I''m surprised this question didn''t generate a little more discussion, as conventional wisdom favors keel stepped rigs for off-shore work. A couple comments:
Jeff feels keel stepped rigs guarantee water in the bilges as it comes in through halyard boxes etc. Not necessarily - you can get a water stop in the mast with a drain hole just above deck level. Isomat used to do it with a glob of foam. Hall Spars does it with a sloped aluminum plate. Jeff - you should try this, you''ll like it. Dry bilges are nice. The advantage of deck stepped masts is they eliminate sealing around the outside of the mast, although Spar-tite has made this simpler.
The main reason for tie rods connecting the deck to the mast or the step with a keel-stepped rig is a force Jeff may not have mentioned - upward pull of lines led aft such as halyards.
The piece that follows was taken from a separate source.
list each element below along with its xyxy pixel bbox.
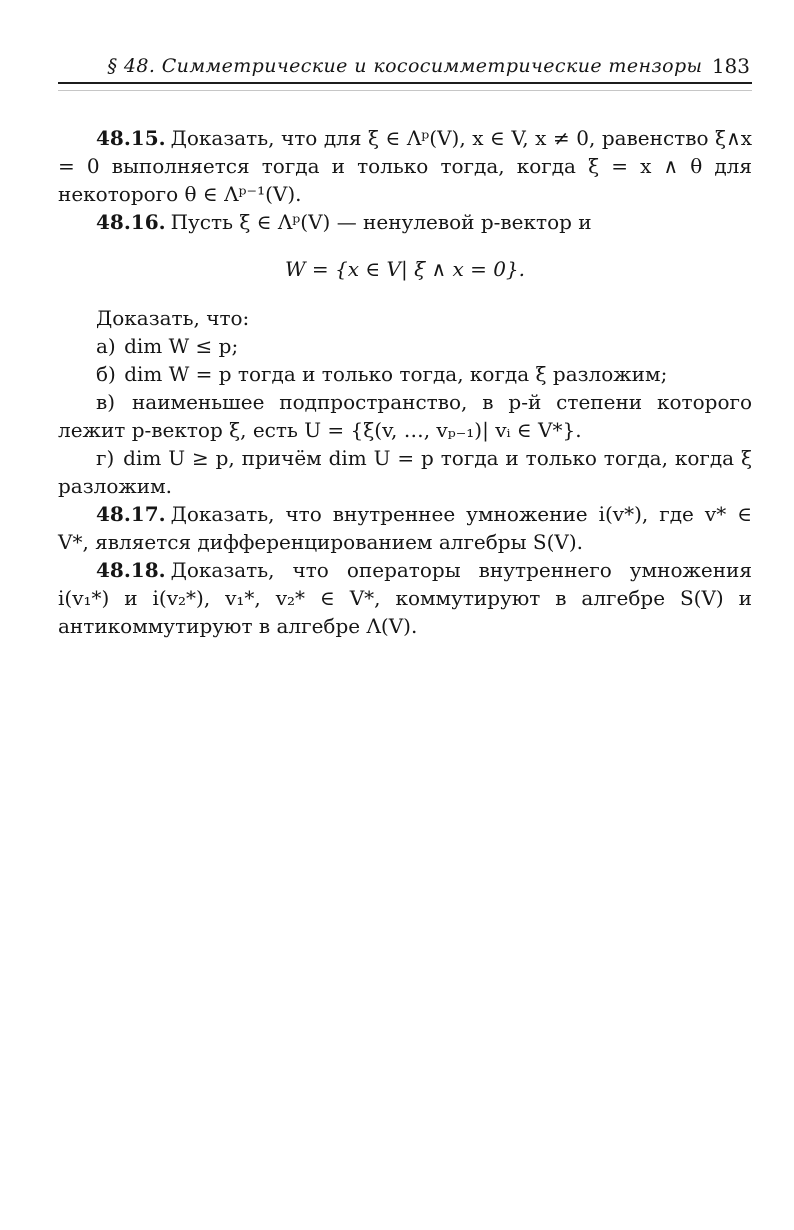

Crank hard on a halyard led to a winch on the cabintop and you are exerting a powerful upward force that can lift the deck right off the bulkheads. This isn''t a problem with deck stepped masts as the mast keeps the deck from lifting.
Mast are placed in enormous compression to off-set shroud tension. If you run the numbers this is very much more than any sideways kick. The limiting factor for most masts is buckling from this compression - popping out of column. This is governed by Euler''s formula. The big advantage of keel stepped masts is the added resistance to this buckling. A simple analogy is push down on a thin dowel with one end on the floor. It pops out of column easily. Take the same diameter dowel and clamp the bottom in a vise and push down. Even with the same length exposed it is much more resistant to this buckling. That''s why a keel stepped mast can be a lighter section for less weight aloft, always a good thing. Or if the same section it can be that much more resistant to getting out of column, which can lead to failure if uncontrolled.
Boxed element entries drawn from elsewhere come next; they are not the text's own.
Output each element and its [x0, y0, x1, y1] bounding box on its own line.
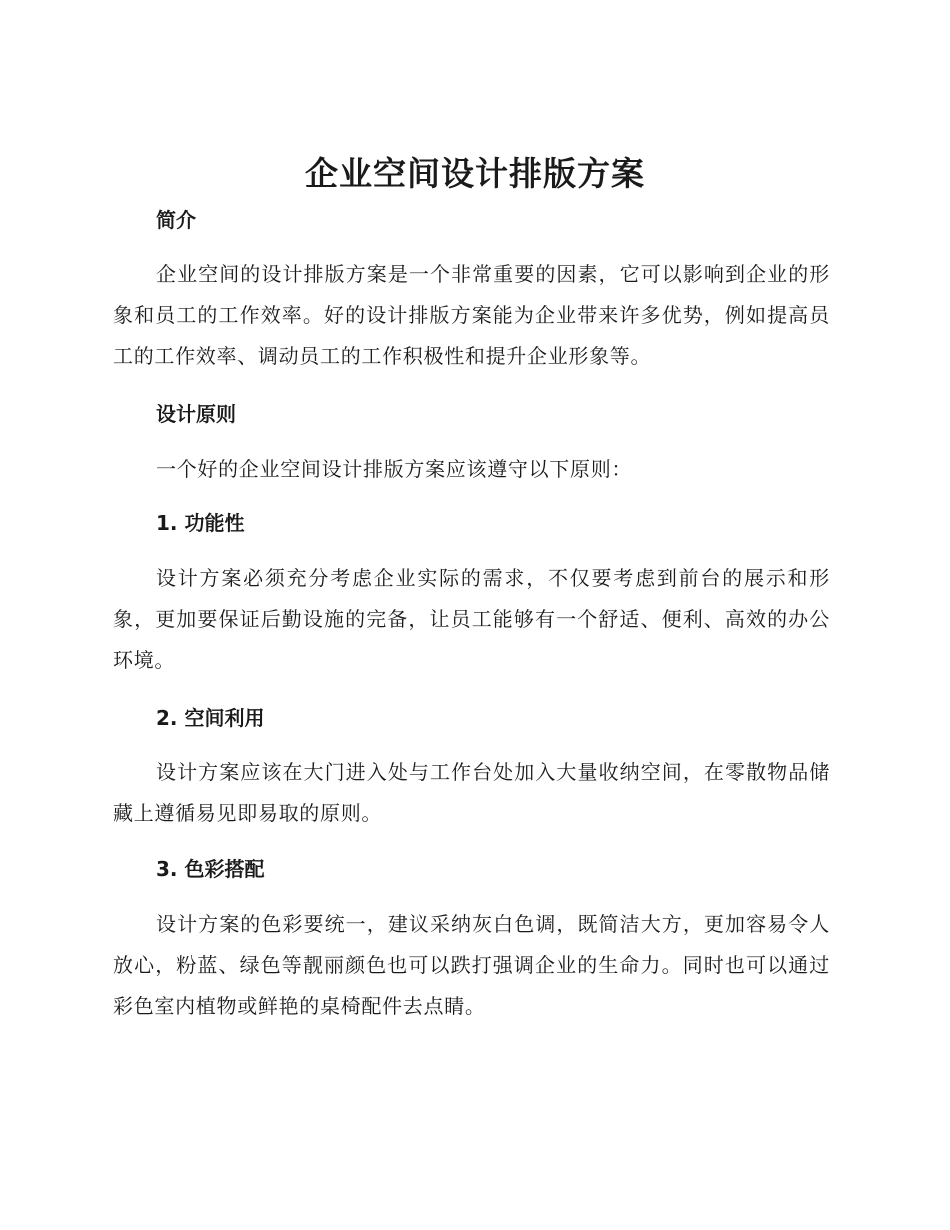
paragraph-space-use: 设计方案应该在大门进入处与工作台处加入大量收纳空间，在零散物品储藏上遵循易见即易取的原则。	[113, 760, 830, 825]
section-heading-intro: 简介	[156, 208, 196, 232]
paragraph-functionality: 设计方案必须充分考虑企业实际的需求，不仅要考虑到前台的展示和形象，更加要保证后勤设施的完备，让员工能够有一个舒适、便利、高效的办公环境。	[113, 566, 830, 672]
paragraph-color: 设计方案的色彩要统一，建议采纳灰白色调，既简洁大方，更加容易令人放心，粉蓝、绿色等靓丽颜色也可以跌打强调企业的生命力。同时也可以通过彩色室内植物或鲜艳的桌椅配件去点睛。	[113, 912, 830, 1018]
section-heading-space-use: 2. 空间利用	[156, 706, 265, 730]
section-heading-color: 3. 色彩搭配	[156, 857, 265, 881]
document-title: 企业空间设计排版方案	[305, 154, 645, 193]
paragraph-intro: 企业空间的设计排版方案是一个非常重要的因素，它可以影响到企业的形象和员工的工作效率。好的设计排版方案能为企业带来许多优势，例如提高员工的工作效率、调动员工的工作积极性和提升企业形象等。	[113, 262, 830, 368]
section-heading-principles: 设计原则	[156, 402, 236, 426]
section-heading-functionality: 1. 功能性	[156, 511, 245, 535]
paragraph-principles: 一个好的企业空间设计排版方案应该遵守以下原则：	[156, 457, 633, 481]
There are other ways of getting this stiffness. Some of open class boats use a tripod setup to brace the mast above decks and Hunter has experimented with this. Jeff''s idea of using a base plate through-bolted to a matching plate on the jack post has merit, although it seems rarely done. This would be like a column on a moment resisting frame as used for buildings. It would require careful engineering to avoid localized buckling of the thin mast wall at the plate.
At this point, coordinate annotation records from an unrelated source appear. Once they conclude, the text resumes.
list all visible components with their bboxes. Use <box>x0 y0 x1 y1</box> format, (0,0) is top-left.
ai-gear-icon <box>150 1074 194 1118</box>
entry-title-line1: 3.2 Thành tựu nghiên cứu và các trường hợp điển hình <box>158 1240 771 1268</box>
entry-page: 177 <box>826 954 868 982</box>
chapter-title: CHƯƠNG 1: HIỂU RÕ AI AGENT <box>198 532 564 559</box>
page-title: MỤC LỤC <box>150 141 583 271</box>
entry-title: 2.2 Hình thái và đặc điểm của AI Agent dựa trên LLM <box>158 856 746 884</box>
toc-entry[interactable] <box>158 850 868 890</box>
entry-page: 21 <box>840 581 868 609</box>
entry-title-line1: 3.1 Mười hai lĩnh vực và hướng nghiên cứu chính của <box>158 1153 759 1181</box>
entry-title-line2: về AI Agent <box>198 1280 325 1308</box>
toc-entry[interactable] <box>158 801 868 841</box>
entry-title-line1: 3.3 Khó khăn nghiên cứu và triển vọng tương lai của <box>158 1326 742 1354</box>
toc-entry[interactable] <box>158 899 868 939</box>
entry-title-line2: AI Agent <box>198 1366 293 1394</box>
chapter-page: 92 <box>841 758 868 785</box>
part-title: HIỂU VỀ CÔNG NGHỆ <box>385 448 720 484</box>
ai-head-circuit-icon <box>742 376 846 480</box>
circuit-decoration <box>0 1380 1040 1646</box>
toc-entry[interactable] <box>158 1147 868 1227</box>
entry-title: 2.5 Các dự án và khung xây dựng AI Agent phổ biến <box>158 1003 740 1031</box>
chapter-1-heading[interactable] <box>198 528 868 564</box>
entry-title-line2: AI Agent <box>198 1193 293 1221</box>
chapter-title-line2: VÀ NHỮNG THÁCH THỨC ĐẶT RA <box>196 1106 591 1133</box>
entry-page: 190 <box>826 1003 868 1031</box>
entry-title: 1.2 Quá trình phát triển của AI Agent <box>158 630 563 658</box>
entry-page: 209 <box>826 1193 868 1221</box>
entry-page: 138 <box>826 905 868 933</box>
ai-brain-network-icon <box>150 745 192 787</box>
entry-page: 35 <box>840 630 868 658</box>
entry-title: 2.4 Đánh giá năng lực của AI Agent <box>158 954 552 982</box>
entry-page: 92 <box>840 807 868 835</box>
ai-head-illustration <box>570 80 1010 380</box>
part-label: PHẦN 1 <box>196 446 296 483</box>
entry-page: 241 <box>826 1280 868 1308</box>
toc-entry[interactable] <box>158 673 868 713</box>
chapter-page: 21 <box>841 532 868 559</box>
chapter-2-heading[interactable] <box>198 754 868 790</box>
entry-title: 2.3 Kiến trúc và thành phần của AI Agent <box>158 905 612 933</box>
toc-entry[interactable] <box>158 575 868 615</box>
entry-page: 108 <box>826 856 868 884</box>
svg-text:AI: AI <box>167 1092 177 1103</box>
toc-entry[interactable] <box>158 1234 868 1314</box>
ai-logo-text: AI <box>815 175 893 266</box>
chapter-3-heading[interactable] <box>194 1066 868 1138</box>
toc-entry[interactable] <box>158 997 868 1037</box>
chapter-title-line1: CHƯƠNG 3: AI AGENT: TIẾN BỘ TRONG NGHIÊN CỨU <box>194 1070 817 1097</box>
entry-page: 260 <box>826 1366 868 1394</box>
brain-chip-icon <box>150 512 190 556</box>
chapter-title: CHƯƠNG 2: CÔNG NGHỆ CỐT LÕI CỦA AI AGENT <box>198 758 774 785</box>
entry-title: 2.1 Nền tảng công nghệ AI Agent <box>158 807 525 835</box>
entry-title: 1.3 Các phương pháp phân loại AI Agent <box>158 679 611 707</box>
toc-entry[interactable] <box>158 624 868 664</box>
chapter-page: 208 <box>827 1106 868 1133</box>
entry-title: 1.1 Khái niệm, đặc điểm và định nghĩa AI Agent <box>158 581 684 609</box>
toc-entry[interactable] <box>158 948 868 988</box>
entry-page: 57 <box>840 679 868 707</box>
As for dis-masting, unfortunately I have been there with both. The deck-stepped mast popped out of column and folded, something that seems to happen from time to time. It was blowing about 90 at the time and the reefed main had blown out of the bolt rope. Without the stabilizing aft pull of a reefed main the center of the mast popped forward when we fell off a wave and stopped. The keel-stepped rig came down from a chainplate failure. It left 6'' or so of stump. They were both a pain to clean up.
Which brings me to the main point. There is no simple right answer. Both setups can work fine -if they are properly engineered, maintained, and sailed.